Цвет «шампань» добил меня. Равно как и то, что пальто оказалось будто шито на меня: и размер, и длина…

— Катя, ты сошла с ума? — ошарашенно спросила меня мама. — Куда такое светлое? Посмотри, грязь-то на улице какая. Каждую неделю будешь в чистку отдавать…

Но мне было все равно. В ту осень я и пальто стали неразлучны. Оно воплотило мои самые неприличные фантазии о том, как должна выглядеть успешная современная женщина. Осень в стиле шампань, — пожалуй, так. Моя возросшая самооценка давала свои плоды. Мужчины уступали место в транспорте (дама!), нищие толпились, дергая за рукав.

Пальто излучало благополучие и достаток. Даже машины сбрасывали скорость, проносясь мимо остановки, где стояла я. Обдать жирной московской грязью такую красоту было бы преступлением. Во всяком случае, испачкалось пальто не через неделю, как предрекала мама, а только к концу осеннего сезона, когда запорхали белые мухи. Может, дорогая ткань как-то впитывала все эти капельки и грязинки? Но тем не менее сезон закончился, и пальто отправилось в химчистку.

Я ждала встречи с ним, как ждут возвращения домой близкого родственника. И вот сотрудница химчистки перебросила через прилавок мое пальтишко и приподняла целлофан. «Смотрите: пятна отошли, и здесь, и здесь. Как новое!» — сияла она.

И я тоже засияла.

«А это вот… пуговицы», — протянула мне девушка пакетик. Улыбка сползла с моего лица. Пуговицы?! Да, это были они, «родные» пуговицы с моего пальто. Пластмассовые ушки расплавились, остались только деформированные блинчики, обтянутые пальтовой тканью. Я чуть не заплакала. О Пари, о Пари…

Правда, голь на выдумку хитра, и за зиму мне удалось подобрать пуговицы — другие, но подошедшие и по цвету, и по форме. Это было непросто. Ведь они должны были быть благородными, как само пальто, и без всяких золотых излишеств, и без лишних вульгарных дырок, и вообще… если вы подбирали когда-нибудь пуговицы к любимой вещи, вы должны меня понять. Это так же трудно, как огранить алмаз. Как не испортить рамой картину.

Но к весне пальто было опять в строю.

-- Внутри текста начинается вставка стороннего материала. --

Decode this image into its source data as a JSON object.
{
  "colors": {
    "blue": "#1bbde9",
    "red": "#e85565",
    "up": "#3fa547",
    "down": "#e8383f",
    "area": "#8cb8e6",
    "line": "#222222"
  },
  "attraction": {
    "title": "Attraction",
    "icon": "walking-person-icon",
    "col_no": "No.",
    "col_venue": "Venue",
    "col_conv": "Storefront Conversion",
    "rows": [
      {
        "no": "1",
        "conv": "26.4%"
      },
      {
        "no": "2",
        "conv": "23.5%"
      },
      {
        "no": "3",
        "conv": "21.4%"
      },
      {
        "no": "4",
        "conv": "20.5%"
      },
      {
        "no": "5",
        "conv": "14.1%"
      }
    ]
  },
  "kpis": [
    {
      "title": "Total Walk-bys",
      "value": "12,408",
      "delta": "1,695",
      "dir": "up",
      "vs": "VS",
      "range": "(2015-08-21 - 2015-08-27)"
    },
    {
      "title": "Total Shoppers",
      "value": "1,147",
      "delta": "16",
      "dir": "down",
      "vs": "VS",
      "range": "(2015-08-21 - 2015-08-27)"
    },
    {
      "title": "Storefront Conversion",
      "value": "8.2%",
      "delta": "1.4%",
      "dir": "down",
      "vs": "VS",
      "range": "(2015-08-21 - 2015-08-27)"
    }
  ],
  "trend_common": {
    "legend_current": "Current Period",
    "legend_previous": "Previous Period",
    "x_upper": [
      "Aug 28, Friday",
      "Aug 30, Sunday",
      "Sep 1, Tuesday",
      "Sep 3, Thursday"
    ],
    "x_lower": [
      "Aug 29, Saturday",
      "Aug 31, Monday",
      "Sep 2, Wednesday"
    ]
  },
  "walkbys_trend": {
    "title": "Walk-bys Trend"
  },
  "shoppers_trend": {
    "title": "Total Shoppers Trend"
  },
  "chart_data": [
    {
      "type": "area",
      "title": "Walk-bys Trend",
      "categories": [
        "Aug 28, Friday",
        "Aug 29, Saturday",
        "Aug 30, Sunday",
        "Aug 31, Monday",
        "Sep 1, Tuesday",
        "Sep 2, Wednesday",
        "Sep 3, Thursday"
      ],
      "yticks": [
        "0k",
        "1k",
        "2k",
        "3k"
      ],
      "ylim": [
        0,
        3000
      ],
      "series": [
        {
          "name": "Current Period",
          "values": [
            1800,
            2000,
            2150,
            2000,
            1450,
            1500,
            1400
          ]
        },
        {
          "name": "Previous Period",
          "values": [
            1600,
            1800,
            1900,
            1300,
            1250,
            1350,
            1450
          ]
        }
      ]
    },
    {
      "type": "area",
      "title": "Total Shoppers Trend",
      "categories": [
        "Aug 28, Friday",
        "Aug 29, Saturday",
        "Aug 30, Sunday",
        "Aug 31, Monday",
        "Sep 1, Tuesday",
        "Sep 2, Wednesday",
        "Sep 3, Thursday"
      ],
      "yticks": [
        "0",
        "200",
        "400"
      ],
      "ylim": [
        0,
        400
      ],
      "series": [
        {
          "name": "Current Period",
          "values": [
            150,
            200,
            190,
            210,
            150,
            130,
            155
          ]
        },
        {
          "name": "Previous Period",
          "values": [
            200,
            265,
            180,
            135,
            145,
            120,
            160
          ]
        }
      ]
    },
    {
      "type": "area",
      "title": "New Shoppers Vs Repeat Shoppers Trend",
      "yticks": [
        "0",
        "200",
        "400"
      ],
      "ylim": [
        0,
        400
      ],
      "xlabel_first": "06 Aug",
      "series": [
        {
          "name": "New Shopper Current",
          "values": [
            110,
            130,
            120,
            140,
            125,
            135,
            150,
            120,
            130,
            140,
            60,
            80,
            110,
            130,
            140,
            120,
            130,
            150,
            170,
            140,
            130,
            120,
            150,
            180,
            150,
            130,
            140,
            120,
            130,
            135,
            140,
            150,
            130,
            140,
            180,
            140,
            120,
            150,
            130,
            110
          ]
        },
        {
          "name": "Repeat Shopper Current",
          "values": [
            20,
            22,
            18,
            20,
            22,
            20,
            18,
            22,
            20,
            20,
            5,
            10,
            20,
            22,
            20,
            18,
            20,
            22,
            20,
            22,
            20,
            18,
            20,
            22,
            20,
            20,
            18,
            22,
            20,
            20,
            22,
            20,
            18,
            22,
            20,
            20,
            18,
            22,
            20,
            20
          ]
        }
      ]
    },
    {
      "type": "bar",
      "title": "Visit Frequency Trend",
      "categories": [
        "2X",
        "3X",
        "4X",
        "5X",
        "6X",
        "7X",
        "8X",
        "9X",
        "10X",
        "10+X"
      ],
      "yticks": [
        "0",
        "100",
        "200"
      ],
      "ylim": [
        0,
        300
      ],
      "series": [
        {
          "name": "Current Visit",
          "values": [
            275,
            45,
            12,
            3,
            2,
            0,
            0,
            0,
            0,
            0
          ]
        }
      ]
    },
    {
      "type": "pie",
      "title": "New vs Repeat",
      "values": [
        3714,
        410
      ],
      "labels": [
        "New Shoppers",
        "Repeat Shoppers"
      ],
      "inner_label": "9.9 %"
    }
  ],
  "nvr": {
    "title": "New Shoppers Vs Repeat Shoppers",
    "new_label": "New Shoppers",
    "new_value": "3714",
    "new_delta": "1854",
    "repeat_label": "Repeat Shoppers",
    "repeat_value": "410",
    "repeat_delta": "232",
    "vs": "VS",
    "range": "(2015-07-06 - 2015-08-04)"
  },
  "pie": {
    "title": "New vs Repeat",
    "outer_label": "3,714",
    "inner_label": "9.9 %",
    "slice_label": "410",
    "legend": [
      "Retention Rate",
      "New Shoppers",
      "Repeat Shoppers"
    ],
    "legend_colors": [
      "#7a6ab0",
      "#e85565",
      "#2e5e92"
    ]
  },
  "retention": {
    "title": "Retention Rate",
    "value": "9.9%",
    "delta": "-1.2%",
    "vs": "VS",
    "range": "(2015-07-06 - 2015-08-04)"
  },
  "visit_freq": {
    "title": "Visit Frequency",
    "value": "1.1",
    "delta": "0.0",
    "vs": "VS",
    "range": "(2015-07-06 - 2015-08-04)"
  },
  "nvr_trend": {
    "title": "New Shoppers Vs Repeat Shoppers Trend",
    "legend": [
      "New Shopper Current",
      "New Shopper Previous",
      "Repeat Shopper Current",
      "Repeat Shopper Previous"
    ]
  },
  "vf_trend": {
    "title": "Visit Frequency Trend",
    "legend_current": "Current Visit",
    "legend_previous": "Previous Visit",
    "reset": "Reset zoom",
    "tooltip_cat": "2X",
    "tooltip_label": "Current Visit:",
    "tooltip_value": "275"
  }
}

И я вместе с ним. О, я могу вспомнить много, много забавных и трогательных историй, связанных с этим пальто. Однажды я двумя руками держала его полы и ногами отбивалась от хулиганов в автобусе (остальные пассажиры потрясенно смотрели со стороны и не вмешивались). Однажды мой крошечный сын на санках вез сверток с пальто (мы возвращались из химчистки — походы туда с пальто были все-таки частыми) и в темноте уронил драгоценный пакет. Дошли до дома в зимних сумерках, — а пальтишечки-то и нет! Бегом возвращалась, как хаски, запряженная в санки, и, о радость, пальто отыскалось.

А еще один раз большая собака-дог доверчиво поставила мне свои передние гигантские лапищи прямо на плечи. «Ой, вы ему понравились!» — умилилась хозяйка. А я чуть не грохнулась в обморок от страха и возмущения — на светлой ткани остались, как медали, два отпечатка дожьих лап…

Пальто служило мне верой и правдой и закончило свою жизнь, как часто бывает с вещами, на помойке, — его место заняло новое, винно-красное. Оно тоже было роскошно, но совсем другой, порочной красотой. Уходя, я оглянулась на пальто цвета «шампань». Оно висело на дверце помойного закутка. Через пять минут я вспомнила, — не проверила, осталось ли что-нибудь в карманах? Спешно вернулась, но его, моего пальтишечки, уже не было. А я другого и не ждала.

И вот — пуговица. В ней целая моя эпоха. Странно, но не осталось ни одной фотографии, на котором я была бы в том своем любимом пальто. Хотя, наверное, это правильно. Прекрасное живет в наших воспоминаниях, и ни одна, самая лучшая фотография, не сможет отразить его в полной мере.